The primary strength of this study is inherent in its longitudinal design, with the same individuals investigated twice, which enabled the examination of changes in overtime and night shifts and their impact on burnout accounting for its initial levels. Secondly, self-selection bias is unlikely given the satisfactory participation rates at both surveys (30). Thirdly, the use of administrative data to assess the exposures overcame the limitations of self-report data, which can be susceptible to recall and social desirability biases.
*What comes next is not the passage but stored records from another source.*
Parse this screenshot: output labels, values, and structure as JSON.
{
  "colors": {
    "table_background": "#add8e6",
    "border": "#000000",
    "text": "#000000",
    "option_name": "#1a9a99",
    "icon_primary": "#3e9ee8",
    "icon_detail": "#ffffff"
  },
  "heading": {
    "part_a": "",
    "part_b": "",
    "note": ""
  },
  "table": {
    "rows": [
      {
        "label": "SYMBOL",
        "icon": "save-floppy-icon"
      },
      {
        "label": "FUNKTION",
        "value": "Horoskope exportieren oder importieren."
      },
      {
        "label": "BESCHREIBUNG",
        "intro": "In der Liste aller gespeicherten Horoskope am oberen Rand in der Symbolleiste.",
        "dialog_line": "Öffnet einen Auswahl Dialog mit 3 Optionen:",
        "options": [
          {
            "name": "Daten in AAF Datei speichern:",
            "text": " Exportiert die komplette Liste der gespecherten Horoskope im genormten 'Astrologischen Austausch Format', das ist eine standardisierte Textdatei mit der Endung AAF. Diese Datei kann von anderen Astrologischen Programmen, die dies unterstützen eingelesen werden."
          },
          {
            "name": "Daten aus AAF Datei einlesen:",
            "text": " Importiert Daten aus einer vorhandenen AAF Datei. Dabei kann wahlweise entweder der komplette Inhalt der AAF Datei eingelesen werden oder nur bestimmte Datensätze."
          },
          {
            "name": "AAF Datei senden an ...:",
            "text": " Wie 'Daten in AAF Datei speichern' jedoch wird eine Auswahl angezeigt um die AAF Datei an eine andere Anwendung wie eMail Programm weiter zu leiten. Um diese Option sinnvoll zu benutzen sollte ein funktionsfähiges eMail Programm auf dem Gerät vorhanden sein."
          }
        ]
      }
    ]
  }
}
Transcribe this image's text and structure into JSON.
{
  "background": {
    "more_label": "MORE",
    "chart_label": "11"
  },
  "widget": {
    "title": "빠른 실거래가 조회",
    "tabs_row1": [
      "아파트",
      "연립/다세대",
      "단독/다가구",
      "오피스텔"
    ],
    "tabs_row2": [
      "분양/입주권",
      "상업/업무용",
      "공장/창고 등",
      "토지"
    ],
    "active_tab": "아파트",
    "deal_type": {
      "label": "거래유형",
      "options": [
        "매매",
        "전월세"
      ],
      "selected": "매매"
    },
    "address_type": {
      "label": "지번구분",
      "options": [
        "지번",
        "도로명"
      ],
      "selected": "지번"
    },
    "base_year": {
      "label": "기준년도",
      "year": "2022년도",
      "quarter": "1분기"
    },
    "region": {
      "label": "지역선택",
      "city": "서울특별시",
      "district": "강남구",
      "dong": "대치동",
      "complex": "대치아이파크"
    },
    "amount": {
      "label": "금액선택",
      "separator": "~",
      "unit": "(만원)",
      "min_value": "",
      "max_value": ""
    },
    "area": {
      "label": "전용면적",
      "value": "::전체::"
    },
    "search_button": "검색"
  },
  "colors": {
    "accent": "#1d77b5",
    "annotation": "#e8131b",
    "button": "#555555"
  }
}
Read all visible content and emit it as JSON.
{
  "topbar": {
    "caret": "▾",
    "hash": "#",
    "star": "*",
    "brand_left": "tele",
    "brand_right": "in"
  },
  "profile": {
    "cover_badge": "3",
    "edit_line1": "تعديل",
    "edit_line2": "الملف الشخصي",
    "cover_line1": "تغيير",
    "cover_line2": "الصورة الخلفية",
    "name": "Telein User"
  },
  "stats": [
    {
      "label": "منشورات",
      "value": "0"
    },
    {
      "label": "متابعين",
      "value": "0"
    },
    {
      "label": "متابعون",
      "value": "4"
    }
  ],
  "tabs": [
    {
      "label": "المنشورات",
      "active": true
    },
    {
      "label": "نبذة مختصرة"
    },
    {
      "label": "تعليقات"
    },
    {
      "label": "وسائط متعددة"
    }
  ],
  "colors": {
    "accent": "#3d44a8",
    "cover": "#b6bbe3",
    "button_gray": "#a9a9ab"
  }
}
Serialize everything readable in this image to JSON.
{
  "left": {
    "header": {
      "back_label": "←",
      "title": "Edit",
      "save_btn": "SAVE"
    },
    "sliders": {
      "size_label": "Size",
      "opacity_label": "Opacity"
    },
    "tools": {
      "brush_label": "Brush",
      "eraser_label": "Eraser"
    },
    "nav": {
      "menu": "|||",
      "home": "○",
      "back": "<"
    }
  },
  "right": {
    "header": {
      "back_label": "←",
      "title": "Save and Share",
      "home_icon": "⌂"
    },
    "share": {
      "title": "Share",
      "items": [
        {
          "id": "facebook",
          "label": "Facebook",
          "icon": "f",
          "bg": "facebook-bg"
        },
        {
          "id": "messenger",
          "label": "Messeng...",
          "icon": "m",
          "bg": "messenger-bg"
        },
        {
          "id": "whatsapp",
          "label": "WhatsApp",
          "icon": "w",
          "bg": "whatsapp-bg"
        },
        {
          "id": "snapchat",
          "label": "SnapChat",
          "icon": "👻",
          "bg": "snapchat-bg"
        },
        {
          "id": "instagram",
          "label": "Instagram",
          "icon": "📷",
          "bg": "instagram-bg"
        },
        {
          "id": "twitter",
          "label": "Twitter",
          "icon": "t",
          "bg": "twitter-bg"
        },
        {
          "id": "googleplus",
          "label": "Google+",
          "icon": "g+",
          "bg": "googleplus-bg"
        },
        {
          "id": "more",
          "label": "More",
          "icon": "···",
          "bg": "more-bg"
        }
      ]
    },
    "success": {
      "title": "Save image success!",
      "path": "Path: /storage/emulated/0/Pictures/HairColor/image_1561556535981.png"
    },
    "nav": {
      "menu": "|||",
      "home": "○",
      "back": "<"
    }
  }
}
A limitation of our study is the fact that we assessed the number of scheduled night shifts instead of their actual number. However, scheduled night shifts are updated in case of sickness. When nurses exchange their shifts for other reasons, the total number of scheduled night shifts is likely to closely resemble the actual number on an annual base. Another limitation concerns the sample size, which was not large enough to allow a more detailed classification of both exposures to investigate dose-response relationships. Finally, our study focused on organizational changes resulting from the pandemic, therefore we are not able to disentangle the effects of changes from the fact that these changes occurred during a pandemic period. However, research has shown that organizational changes can contribute to perceived stress also outside healthcare crises, in particular if workers have little control over them (46, 47). Stemming from our results, further investigations are warranted to assess whether changes in night shifts and overtime are associated with burnout also in those instances.
Concluding remarks
Our study showed the complex relationships between changes in work organization conditions and burnout among nurses, highlighting the importance of assessing changes in exposures and outcomes rather than focusing solely on their final levels. The onset of high overtime, being exposed to chronically high overtime, and increasing night shifts when already enduring high overtime are major independent risk factors for burnout. The presence of long-standing guidelines for the assignment of night shifts, based on scientific evidence on health effects of changes in circadian rhythm, might have contributed to attenuate the impact of the increase in night shifts on the mental health of nurses. The results of this study highlight the need of more robust and innovative guidelines on managing overtime hours aimed at safeguarding nurses’ mental health, which should take into consideration work-related stress conditions and a healthy work-life balance in addition to limitations based on clinical assessments. Further studies are needed to investigate the effect of work scheduling regulations in working conditions at different levels of constraints and work stress.
Protection of research participants
This study was approved by the Research Ethics Committee of the ASST Sette Laghi (approval ID: 69/2020). Prior to participation, all individuals provided their informed consent by signing a consent form. The study was conducted in accordance with the principles outlined in the Helsinki Statement.